Untuk itu, lanjut Lutfi, Pemerintah Indonesia akan terus mempertahankan kebijakan di sektor mineral dan batubara (minerba) guna mendukung transformasi Indonesia menjadi ekonomi maju dengan tetap mengutamakan tata kelola yang baik, berdaya saing, berwawasan lingkungan, dan berkelanjutan.
“Indonesia juga berkomitmen untuk terus menerapkan good mining practices serta memperjuangkan kepentingan Indonesia pada sengketa nikel. Hal ini sebagai wujud pelaksanaan amanat konstitusi dalam memanfaatkan sumber daya alam dan kekayaan bumi nusantara dengan cara yang baik dan berkesinambungan demi kemajuan Indonesia dahulu, sekarang, dan masa yang akan datang,” papar Lutfi.
Lutfi pun menjelaskan, tuduhan dan upaya litigasi UE tersebut dinilai sangat mengedepankan kepentingan ekonomi dan industrinya tanpa memperhatikan hak berdaulat bangsa dan rakyat Indonesia sebagai negara berkembang yang ingin mengatur dan mengelola sumber dayanya secara terukur dan berkesinambungan.
“Dengan dalih menjaga ketersediaan bahan baku bagi kebutuhan industrinya serta opini bahwa kebijakan Indonesia sebagai bentuk distorsi terhadap perdagangan internasional, UE mencoba menghalangi upaya Indonesia untuk mengelola sumber daya alamnya sendiri demi kemakmuran dan kemajuan Indonesia di masa yang akan datang dengan cara yang lebih baik, berdaya saing, dan berwawasan lingkungan,” terang Lutfi.
Menggunakan alasan bertentangan dengan ketentuan WTO dan mengganggu mekanisme perdagangan internasional, langkah UE tersebut telah menegaskan suatu pandangan bahwa UE sebagai kelompok ekonomi maju ingin mengamankan kepentingannya, meskipun hal tersebut akan memberikan dampak kepada negara berkembang dalam mengelola sumber daya alamnya, pembangunan ekonomi, tata kelola lingkungan, dan peran serta masyarakatnya.

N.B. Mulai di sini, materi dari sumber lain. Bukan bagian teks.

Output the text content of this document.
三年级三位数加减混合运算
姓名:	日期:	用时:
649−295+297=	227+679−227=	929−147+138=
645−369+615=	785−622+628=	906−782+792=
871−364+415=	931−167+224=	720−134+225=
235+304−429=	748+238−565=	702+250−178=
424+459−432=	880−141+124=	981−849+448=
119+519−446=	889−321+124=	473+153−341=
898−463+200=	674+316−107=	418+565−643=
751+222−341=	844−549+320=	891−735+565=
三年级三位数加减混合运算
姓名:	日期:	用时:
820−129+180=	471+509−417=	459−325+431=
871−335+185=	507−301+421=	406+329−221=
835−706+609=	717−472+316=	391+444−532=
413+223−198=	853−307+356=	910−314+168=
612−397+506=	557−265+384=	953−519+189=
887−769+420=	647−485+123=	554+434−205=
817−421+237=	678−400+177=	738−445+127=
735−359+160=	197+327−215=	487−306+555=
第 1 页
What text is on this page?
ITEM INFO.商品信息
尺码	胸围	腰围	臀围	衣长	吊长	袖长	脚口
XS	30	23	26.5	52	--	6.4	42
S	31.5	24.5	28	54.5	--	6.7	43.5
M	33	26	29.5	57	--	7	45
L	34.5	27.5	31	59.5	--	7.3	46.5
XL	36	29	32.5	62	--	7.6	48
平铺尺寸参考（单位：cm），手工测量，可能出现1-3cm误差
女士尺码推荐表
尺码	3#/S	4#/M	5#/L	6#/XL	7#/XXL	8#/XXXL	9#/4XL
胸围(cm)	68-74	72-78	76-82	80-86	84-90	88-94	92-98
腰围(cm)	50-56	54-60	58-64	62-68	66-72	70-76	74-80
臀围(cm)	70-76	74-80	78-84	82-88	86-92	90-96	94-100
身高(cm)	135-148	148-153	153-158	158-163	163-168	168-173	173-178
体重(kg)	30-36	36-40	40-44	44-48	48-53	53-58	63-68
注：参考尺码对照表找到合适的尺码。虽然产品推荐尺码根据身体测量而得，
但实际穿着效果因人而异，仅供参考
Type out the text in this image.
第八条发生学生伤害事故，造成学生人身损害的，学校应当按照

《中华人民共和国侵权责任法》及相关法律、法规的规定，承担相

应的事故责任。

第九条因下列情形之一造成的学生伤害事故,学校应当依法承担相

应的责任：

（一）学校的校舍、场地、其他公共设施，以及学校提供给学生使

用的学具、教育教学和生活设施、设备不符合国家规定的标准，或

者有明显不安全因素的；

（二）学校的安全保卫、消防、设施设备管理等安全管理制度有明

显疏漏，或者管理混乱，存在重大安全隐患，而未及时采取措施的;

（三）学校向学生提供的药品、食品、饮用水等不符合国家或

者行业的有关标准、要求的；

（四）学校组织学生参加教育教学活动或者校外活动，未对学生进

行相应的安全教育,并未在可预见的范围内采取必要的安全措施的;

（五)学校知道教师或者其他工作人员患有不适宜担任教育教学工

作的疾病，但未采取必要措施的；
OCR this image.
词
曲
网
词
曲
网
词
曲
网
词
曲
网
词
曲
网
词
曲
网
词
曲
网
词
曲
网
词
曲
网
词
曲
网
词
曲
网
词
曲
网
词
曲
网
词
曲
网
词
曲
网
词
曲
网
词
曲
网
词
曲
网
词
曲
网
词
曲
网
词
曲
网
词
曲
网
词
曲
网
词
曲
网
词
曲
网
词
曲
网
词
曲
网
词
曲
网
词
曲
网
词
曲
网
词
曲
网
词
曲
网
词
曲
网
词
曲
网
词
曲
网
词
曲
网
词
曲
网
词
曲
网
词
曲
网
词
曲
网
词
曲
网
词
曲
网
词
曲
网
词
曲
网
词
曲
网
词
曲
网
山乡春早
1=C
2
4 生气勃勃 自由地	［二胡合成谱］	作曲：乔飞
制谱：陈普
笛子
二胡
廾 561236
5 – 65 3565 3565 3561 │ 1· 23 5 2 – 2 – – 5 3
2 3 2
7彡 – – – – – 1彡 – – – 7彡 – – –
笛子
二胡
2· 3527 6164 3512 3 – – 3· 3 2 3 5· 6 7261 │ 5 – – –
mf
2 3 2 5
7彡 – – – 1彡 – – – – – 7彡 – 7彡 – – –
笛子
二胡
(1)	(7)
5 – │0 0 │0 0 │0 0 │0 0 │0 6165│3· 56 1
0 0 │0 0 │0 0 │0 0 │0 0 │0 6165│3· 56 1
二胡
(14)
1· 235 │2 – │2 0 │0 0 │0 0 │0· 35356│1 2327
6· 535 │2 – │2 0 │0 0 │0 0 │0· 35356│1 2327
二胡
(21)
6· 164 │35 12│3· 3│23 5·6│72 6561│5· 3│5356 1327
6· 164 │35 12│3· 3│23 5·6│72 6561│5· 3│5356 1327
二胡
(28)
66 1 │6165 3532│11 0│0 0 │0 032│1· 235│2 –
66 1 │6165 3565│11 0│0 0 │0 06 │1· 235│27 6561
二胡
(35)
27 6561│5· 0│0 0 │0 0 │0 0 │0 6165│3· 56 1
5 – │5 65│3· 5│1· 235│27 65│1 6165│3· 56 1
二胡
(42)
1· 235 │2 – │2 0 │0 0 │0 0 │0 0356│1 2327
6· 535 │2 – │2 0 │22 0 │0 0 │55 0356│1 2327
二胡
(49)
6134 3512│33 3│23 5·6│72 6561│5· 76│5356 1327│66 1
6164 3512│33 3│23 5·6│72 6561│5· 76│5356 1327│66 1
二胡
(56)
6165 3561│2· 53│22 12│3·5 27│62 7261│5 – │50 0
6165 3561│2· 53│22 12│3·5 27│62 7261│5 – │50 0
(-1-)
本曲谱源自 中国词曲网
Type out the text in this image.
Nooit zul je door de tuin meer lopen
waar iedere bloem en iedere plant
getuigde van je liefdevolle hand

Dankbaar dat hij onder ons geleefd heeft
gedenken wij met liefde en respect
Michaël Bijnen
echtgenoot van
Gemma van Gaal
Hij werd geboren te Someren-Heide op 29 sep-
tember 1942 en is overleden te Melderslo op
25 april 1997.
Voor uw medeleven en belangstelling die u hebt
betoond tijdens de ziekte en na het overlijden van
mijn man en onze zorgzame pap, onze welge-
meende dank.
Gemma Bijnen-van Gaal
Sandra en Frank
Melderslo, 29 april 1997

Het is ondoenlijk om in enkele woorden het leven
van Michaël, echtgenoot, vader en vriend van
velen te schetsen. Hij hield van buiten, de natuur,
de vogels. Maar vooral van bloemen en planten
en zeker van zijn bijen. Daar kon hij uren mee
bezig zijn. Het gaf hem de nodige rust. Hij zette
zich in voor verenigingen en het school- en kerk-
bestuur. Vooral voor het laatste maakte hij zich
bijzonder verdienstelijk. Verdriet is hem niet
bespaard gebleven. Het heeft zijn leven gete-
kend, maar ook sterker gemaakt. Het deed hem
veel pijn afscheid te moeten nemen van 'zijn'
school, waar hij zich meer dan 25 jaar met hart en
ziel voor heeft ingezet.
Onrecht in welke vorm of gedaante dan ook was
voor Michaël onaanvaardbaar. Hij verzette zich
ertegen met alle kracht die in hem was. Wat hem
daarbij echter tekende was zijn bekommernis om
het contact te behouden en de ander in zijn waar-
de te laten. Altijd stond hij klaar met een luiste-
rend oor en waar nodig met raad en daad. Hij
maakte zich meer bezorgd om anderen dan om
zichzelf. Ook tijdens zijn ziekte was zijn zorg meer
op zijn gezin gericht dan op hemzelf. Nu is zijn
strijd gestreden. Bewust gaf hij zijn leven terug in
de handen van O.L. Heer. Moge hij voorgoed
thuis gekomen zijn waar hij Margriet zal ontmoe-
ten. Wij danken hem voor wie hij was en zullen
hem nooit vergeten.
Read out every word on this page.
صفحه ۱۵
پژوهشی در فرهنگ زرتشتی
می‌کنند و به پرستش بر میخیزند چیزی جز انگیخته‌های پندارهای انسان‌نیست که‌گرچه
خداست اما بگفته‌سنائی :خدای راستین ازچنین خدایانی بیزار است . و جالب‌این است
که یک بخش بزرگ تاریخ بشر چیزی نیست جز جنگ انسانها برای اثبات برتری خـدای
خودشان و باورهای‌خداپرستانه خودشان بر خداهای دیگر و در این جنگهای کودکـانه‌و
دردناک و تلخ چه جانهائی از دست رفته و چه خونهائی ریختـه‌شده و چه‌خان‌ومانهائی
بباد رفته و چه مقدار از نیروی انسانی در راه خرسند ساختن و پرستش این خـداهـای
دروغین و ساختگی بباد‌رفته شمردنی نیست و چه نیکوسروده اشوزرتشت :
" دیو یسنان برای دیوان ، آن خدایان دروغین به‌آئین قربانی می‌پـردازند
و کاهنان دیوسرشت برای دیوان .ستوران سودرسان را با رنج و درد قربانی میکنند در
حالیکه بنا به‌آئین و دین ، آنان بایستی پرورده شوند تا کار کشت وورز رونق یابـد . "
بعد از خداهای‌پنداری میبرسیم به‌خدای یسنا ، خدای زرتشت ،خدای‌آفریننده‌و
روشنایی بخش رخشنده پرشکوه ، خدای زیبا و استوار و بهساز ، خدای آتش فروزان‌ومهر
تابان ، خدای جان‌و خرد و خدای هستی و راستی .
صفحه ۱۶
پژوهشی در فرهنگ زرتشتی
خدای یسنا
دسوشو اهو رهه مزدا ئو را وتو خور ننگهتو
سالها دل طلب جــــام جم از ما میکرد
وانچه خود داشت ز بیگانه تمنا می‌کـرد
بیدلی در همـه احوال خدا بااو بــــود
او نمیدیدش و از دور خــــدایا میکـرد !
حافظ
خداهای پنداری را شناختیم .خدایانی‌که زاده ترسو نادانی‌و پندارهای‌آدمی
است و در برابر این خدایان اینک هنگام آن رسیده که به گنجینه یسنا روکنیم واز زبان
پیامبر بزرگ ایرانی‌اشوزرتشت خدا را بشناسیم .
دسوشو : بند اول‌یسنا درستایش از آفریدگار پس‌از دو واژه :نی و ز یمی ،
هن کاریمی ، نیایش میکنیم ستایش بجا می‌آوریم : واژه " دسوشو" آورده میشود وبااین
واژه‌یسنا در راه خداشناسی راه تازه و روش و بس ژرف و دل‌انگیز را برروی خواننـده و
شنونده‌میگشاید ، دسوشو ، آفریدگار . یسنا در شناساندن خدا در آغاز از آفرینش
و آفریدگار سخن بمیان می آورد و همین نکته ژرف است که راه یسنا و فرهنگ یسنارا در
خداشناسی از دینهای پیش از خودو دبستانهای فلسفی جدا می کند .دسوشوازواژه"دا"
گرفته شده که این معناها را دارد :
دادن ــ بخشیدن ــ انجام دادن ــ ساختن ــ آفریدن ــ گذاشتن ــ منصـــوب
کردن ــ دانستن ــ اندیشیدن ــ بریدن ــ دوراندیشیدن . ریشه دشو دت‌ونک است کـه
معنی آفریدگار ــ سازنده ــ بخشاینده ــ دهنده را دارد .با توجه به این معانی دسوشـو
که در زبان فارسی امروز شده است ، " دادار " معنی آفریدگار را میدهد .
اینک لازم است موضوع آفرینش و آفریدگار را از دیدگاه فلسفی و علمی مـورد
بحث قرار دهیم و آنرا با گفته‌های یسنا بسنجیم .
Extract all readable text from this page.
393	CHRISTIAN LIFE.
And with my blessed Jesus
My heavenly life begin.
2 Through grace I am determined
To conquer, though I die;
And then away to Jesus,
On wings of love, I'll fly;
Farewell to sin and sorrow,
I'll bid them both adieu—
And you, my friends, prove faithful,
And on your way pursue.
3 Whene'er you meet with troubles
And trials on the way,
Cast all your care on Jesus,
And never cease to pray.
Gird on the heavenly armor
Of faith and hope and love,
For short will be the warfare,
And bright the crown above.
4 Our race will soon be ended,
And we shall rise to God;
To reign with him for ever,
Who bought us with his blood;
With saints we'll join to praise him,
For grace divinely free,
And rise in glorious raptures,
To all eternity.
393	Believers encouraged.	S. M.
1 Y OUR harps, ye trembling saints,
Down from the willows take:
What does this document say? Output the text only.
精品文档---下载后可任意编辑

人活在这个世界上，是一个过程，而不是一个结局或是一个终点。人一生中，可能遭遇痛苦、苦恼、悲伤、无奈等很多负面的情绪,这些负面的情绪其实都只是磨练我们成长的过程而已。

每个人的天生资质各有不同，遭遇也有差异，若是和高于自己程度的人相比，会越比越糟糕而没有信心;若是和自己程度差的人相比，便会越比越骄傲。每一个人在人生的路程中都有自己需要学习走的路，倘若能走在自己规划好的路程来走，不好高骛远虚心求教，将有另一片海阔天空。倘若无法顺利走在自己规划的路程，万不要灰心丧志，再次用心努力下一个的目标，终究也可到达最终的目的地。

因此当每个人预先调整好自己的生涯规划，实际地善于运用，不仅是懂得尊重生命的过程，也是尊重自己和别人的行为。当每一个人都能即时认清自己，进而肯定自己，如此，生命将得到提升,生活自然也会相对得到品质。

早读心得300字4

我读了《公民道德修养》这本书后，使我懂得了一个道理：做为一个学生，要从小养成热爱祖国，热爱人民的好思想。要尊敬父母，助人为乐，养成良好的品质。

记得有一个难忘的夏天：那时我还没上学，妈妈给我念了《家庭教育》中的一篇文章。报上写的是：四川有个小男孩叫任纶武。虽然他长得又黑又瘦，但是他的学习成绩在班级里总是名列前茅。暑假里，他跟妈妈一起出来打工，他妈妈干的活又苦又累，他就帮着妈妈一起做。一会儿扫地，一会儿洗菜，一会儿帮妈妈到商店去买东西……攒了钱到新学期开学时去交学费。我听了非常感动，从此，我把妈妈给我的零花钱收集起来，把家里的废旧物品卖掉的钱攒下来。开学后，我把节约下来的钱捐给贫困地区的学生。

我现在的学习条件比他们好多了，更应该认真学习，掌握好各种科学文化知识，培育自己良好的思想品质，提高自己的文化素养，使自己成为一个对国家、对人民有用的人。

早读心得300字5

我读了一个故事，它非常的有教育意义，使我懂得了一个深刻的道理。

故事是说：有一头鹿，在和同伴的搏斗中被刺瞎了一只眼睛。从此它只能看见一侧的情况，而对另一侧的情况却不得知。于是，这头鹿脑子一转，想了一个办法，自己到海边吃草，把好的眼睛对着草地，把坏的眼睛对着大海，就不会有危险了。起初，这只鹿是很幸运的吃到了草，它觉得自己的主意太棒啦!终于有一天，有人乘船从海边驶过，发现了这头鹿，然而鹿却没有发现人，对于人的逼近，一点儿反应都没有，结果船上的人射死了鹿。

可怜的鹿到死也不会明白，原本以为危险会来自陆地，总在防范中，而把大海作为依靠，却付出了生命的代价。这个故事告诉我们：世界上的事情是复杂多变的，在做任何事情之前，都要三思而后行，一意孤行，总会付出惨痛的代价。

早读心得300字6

Upaya tersebut mengingatkan kembali kepada masa di mana eksploitasi sumber daya alam tidak untuk tujuan kemaslahatan pemilik sumber daya alam itu sendiri.
Sebelumnnya, Ketua Umum, Forum Nikel Indonesia (FINI), Alexander Barus mengungkapkan industri smelter tersebut telah membuktikan kontribusinya secara signifikan bagi perekonomian nasional. Tahun 2019, ekspor sekitar USD7 miliar. jadi, selain bermanfaat terhadap penerimaan devisa negara, juga bisa mengurangi defisit neraca perdagangan. Selain itu, investasinya sampai saat ini mencapai USD15-16 miliar. Oleh karena itu, dalam menjaga keberlangsungan usaha, FINI berharap kepada pemerintah agar dapat memberikan kemudahan izin dan menciptakan iklim investasi yang kondusif.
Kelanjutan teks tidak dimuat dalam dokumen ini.